Best practices for disabling older SSL/TLS protocols on Octopus Server

Hello,

We would like some assistance on the best practices for disabling older SSL/TLS protocols on Octopus Server. We’ve found the document about hardening Octopus (Hardening Octopus - Octopus Deploy), however, when we use the script in there to disable SSL 3.0, TLS 1.0, and TLS 1.1 and reboot the Octopus server, the initial health check that runs at startup fails for our deployment targets. We have both client on-premise and hosted (by us) targets, ranging from Windows Server 2012 to 2019. All of them are polling based. All of them are running version 4 or newer as I know that in version 3, you made TLS 1.2 the default communication type. The Octopus server is running Windows Server 2019.

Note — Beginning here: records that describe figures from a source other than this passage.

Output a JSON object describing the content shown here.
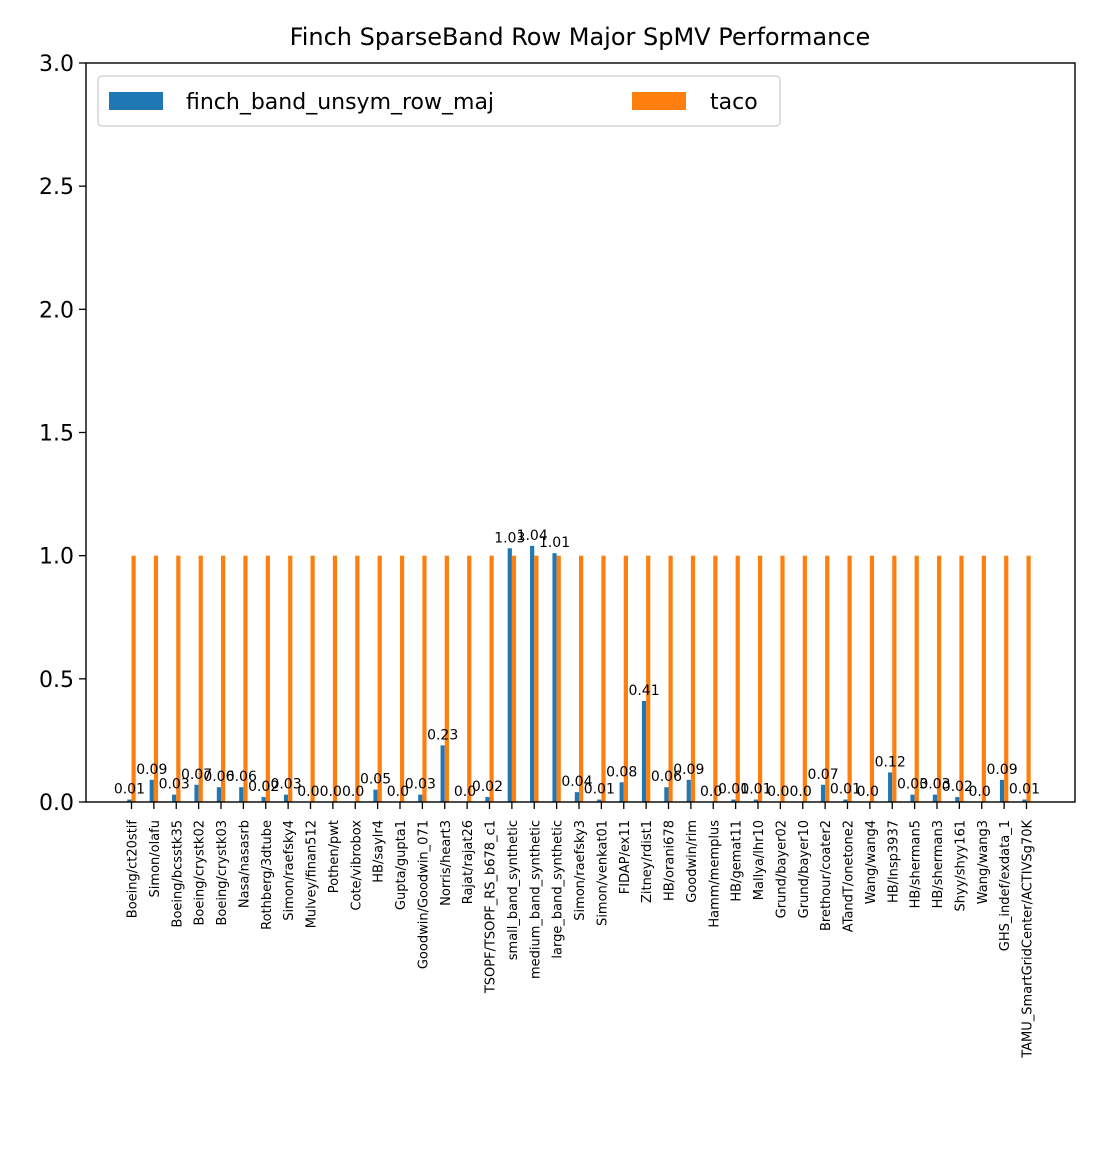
{
  "chart_data": {
    "type": "bar",
    "title": "Finch SparseBand Row Major SpMV Performance",
    "xlabel": "",
    "ylabel": "",
    "ylim": [
      0,
      3.0
    ],
    "yticks": [
      "0.0",
      "0.5",
      "1.0",
      "1.5",
      "2.0",
      "2.5",
      "3.0"
    ],
    "ytick_values": [
      0,
      0.5,
      1.0,
      1.5,
      2.0,
      2.5,
      3.0
    ],
    "legend_position": "top-left",
    "legend_columns": 2,
    "grid": false,
    "categories": [
      "Boeing/ct20stif",
      "Simon/olafu",
      "Boeing/bcsstk35",
      "Boeing/crystk02",
      "Boeing/crystk03",
      "Nasa/nasasrb",
      "Rothberg/3dtube",
      "Simon/raefsky4",
      "Mulvey/finan512",
      "Pothen/pwt",
      "Cote/vibrobox",
      "HB/saylr4",
      "Gupta/gupta1",
      "Goodwin/Goodwin_071",
      "Norris/heart3",
      "Rajat/rajat26",
      "TSOPF/TSOPF_RS_b678_c1",
      "small_band_synthetic",
      "medium_band_synthetic",
      "large_band_synthetic",
      "Simon/raefsky3",
      "Simon/venkat01",
      "FIDAP/ex11",
      "Zitney/rdist1",
      "HB/orani678",
      "Goodwin/rim",
      "Hamm/memplus",
      "HB/gemat11",
      "Mallya/lhr10",
      "Grund/bayer02",
      "Grund/bayer10",
      "Brethour/coater2",
      "ATandT/onetone2",
      "Wang/wang4",
      "HB/lnsp3937",
      "HB/sherman5",
      "HB/sherman3",
      "Shyy/shyy161",
      "Wang/wang3",
      "GHS_indef/exdata_1",
      "TAMU_SmartGridCenter/ACTIVSg70K"
    ],
    "series": [
      {
        "name": "finch_band_unsym_row_maj",
        "color": "#1f77b4",
        "values": [
          0.01,
          0.09,
          0.03,
          0.07,
          0.06,
          0.06,
          0.02,
          0.03,
          0.0,
          0.0,
          0.0,
          0.05,
          0.0,
          0.03,
          0.23,
          0.0,
          0.02,
          1.03,
          1.04,
          1.01,
          0.04,
          0.01,
          0.08,
          0.41,
          0.06,
          0.09,
          0.0,
          0.01,
          0.01,
          0.0,
          0.0,
          0.07,
          0.01,
          0.0,
          0.12,
          0.03,
          0.03,
          0.02,
          0.0,
          0.09,
          0.01
        ],
        "labels": [
          "0.01",
          "0.09",
          "0.03",
          "0.07",
          "0.06",
          "0.06",
          "0.02",
          "0.03",
          "0.0",
          "0.0",
          "0.0",
          "0.05",
          "0.0",
          "0.03",
          "0.23",
          "0.0",
          "0.02",
          "1.03",
          "1.04",
          "1.01",
          "0.04",
          "0.01",
          "0.08",
          "0.41",
          "0.06",
          "0.09",
          "0.0",
          "0.01",
          "0.01",
          "0.0",
          "0.0",
          "0.07",
          "0.01",
          "0.0",
          "0.12",
          "0.03",
          "0.03",
          "0.02",
          "0.0",
          "0.09",
          "0.01"
        ]
      },
      {
        "name": "taco",
        "color": "#ff7f0e",
        "values": [
          1,
          1,
          1,
          1,
          1,
          1,
          1,
          1,
          1,
          1,
          1,
          1,
          1,
          1,
          1,
          1,
          1,
          1,
          1,
          1,
          1,
          1,
          1,
          1,
          1,
          1,
          1,
          1,
          1,
          1,
          1,
          1,
          1,
          1,
          1,
          1,
          1,
          1,
          1,
          1,
          1
        ]
      }
    ]
  }
}
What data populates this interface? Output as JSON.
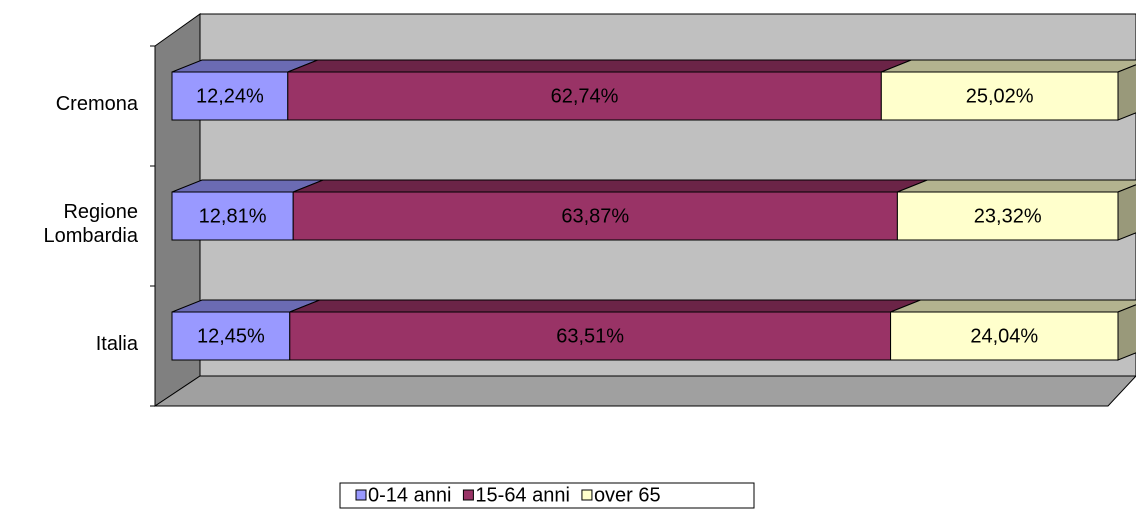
{
  "chart_data": {
    "type": "stacked-bar-horizontal",
    "categories": [
      "Cremona",
      "Regione Lombardia",
      "Italia"
    ],
    "series": [
      {
        "name": "0-14 anni",
        "color": "#9999ff",
        "values": [
          12.24,
          12.81,
          12.45
        ],
        "value_labels": [
          "12,24%",
          "12,81%",
          "12,45%"
        ]
      },
      {
        "name": "15-64 anni",
        "color": "#993366",
        "values": [
          62.74,
          63.87,
          63.51
        ],
        "value_labels": [
          "62,74%",
          "63,87%",
          "63,51%"
        ]
      },
      {
        "name": "over 65",
        "color": "#ffffcc",
        "values": [
          25.02,
          23.32,
          24.04
        ],
        "value_labels": [
          "25,02%",
          "23,32%",
          "24,04%"
        ]
      }
    ],
    "legend": "bottom"
  }
}
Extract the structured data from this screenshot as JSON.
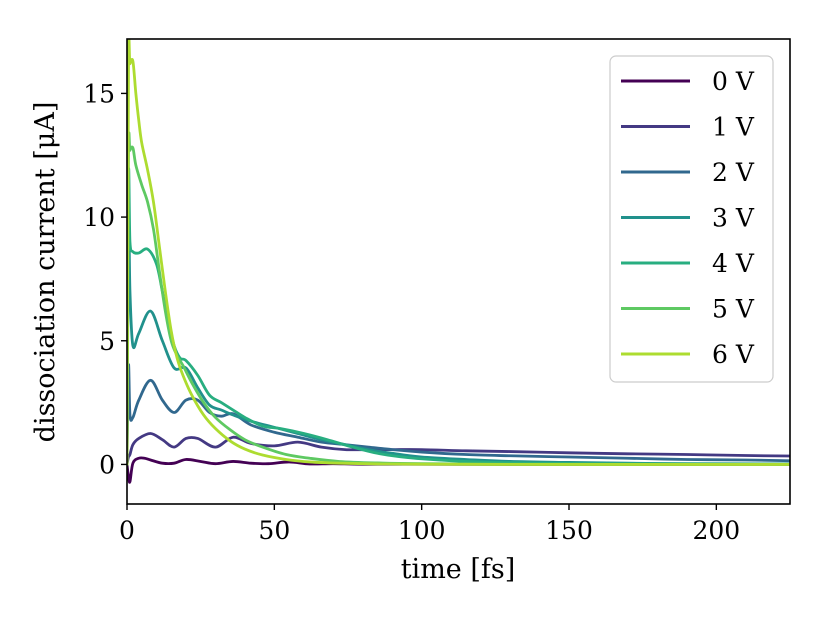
{
  "chart_data": {
    "type": "line",
    "title": "",
    "xlabel": "time [fs]",
    "ylabel": "dissociation current [μA]",
    "xlim": [
      0,
      225
    ],
    "ylim": [
      -1.6,
      17.2
    ],
    "xticks": [
      0,
      50,
      100,
      150,
      200
    ],
    "yticks": [
      0,
      5,
      10,
      15
    ],
    "grid": false,
    "legend_position": "top-right",
    "series": [
      {
        "name": "0 V",
        "color": "#440154",
        "x": [
          0,
          0.5,
          1,
          2,
          4,
          6,
          8,
          12,
          16,
          20,
          25,
          30,
          36,
          42,
          48,
          55,
          62,
          70,
          80,
          100,
          130,
          160,
          190,
          225
        ],
        "y": [
          0,
          -0.5,
          -0.7,
          0.05,
          0.25,
          0.25,
          0.18,
          0.05,
          0.05,
          0.2,
          0.12,
          0.03,
          0.12,
          0.05,
          0.03,
          0.1,
          0.02,
          0.03,
          0.01,
          0.01,
          0.0,
          0.0,
          0.0,
          0.0
        ]
      },
      {
        "name": "1 V",
        "color": "#443983",
        "x": [
          0,
          0.5,
          1,
          2,
          4,
          8,
          12,
          16,
          20,
          24,
          30,
          36,
          42,
          50,
          58,
          66,
          74,
          82,
          90,
          100,
          115,
          130,
          150,
          170,
          190,
          210,
          225
        ],
        "y": [
          0,
          0.3,
          0.4,
          0.8,
          1.05,
          1.25,
          1.0,
          0.7,
          1.05,
          1.05,
          0.7,
          1.1,
          0.85,
          0.75,
          0.9,
          0.7,
          0.6,
          0.6,
          0.6,
          0.6,
          0.55,
          0.52,
          0.47,
          0.43,
          0.4,
          0.36,
          0.34
        ]
      },
      {
        "name": "2 V",
        "color": "#31688e",
        "x": [
          0,
          0.5,
          1,
          2,
          4,
          8,
          12,
          16,
          20,
          24,
          28,
          32,
          36,
          42,
          50,
          58,
          66,
          74,
          82,
          90,
          100,
          115,
          130,
          150,
          170,
          190,
          210,
          225
        ],
        "y": [
          0,
          4.0,
          2.0,
          1.9,
          2.6,
          3.4,
          2.6,
          2.1,
          2.6,
          2.6,
          2.1,
          1.95,
          2.05,
          1.6,
          1.3,
          1.1,
          0.9,
          0.8,
          0.7,
          0.6,
          0.5,
          0.4,
          0.35,
          0.3,
          0.25,
          0.2,
          0.18,
          0.15
        ]
      },
      {
        "name": "3 V",
        "color": "#21918c",
        "x": [
          0,
          0.5,
          1,
          2,
          4,
          8,
          12,
          16,
          20,
          24,
          28,
          32,
          36,
          42,
          50,
          58,
          66,
          74,
          82,
          90,
          100,
          115,
          130,
          150,
          170,
          190,
          225
        ],
        "y": [
          0,
          10.0,
          7.0,
          4.8,
          5.3,
          6.2,
          5.0,
          3.9,
          3.9,
          3.1,
          2.4,
          2.2,
          2.0,
          1.75,
          1.5,
          1.25,
          1.0,
          0.8,
          0.6,
          0.45,
          0.3,
          0.2,
          0.12,
          0.08,
          0.05,
          0.03,
          0.02
        ]
      },
      {
        "name": "4 V",
        "color": "#28ae80",
        "x": [
          0,
          0.5,
          1,
          2,
          4,
          7,
          10,
          12,
          14,
          16,
          18,
          20,
          24,
          28,
          32,
          36,
          40,
          46,
          52,
          60,
          68,
          76,
          85,
          95,
          110,
          130,
          160,
          225
        ],
        "y": [
          0,
          11.6,
          9.0,
          8.6,
          8.55,
          8.7,
          8.1,
          7.0,
          5.8,
          4.8,
          4.3,
          4.2,
          3.6,
          2.8,
          2.5,
          2.2,
          1.9,
          1.55,
          1.45,
          1.25,
          1.0,
          0.72,
          0.45,
          0.28,
          0.15,
          0.07,
          0.03,
          0.01
        ]
      },
      {
        "name": "5 V",
        "color": "#5ec962",
        "x": [
          0,
          0.5,
          1,
          2,
          3,
          5,
          7,
          9,
          11,
          13,
          15,
          17,
          19,
          22,
          26,
          30,
          35,
          40,
          46,
          54,
          62,
          72,
          85,
          100,
          125,
          160,
          225
        ],
        "y": [
          0,
          12.4,
          12.7,
          12.8,
          12.1,
          11.3,
          10.6,
          9.5,
          7.8,
          6.2,
          5.0,
          4.4,
          4.0,
          3.3,
          2.5,
          1.9,
          1.4,
          1.0,
          0.7,
          0.4,
          0.25,
          0.12,
          0.06,
          0.03,
          0.01,
          0.0,
          0.0
        ]
      },
      {
        "name": "6 V",
        "color": "#addc30",
        "x": [
          0,
          0.5,
          1,
          2,
          3,
          4,
          5,
          7,
          9,
          11,
          13,
          15,
          17,
          19,
          22,
          26,
          30,
          35,
          40,
          46,
          54,
          62,
          72,
          85,
          100,
          125,
          160,
          225
        ],
        "y": [
          0,
          16.0,
          16.2,
          16.3,
          15.0,
          13.9,
          13.0,
          11.9,
          10.6,
          8.8,
          7.0,
          5.4,
          4.3,
          3.6,
          2.8,
          2.0,
          1.45,
          0.95,
          0.62,
          0.38,
          0.2,
          0.1,
          0.05,
          0.02,
          0.01,
          0.0,
          0.0,
          0.0
        ]
      }
    ]
  }
}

We were wondering in addition to the script we ran in the document above, is there anything else that needs to be updated, like anything on the deployment target end, like turning off the same protocols on those servers? Is there anything else on the Octopus server that we need to enable/disable? After disabling the old protocols on the Octopus server, we could access the web site, but the health checks were failing.

Any assistance would be appreciated.

Thanks,
Matt

Hi Matt,

Thanks for reaching out! I’m sorry that you are having trouble disabling older SSL/TLS protocols on your Octopus Server, but I’m happy to help take a look at the issue.

From what you’ve described it sounds like there may be a protocol/cipher mismatch between your Octopus instance and connected tentacles, so as a first step I’ll link our documentation on how you can check these settings on each side to confirm that they match using IISCrypto.

If everything looks good after reviewing the above, if you happen to have those failing health check task logs from when you tried to disable those older protocols before it would be good to review those to see if they shed any additional light on the problem - feel free to upload a sample of those to this secure link (if they are still accessible).

In mentioning the failing task logs I’m wondering if you are running into this particular issue from our documentation where there is a problem with the length of the RSA key used by Octopus when locking communication down to TLS 1.2 only, which we could confirm by reviewing the task log output.

Looking forward to hearing back from you!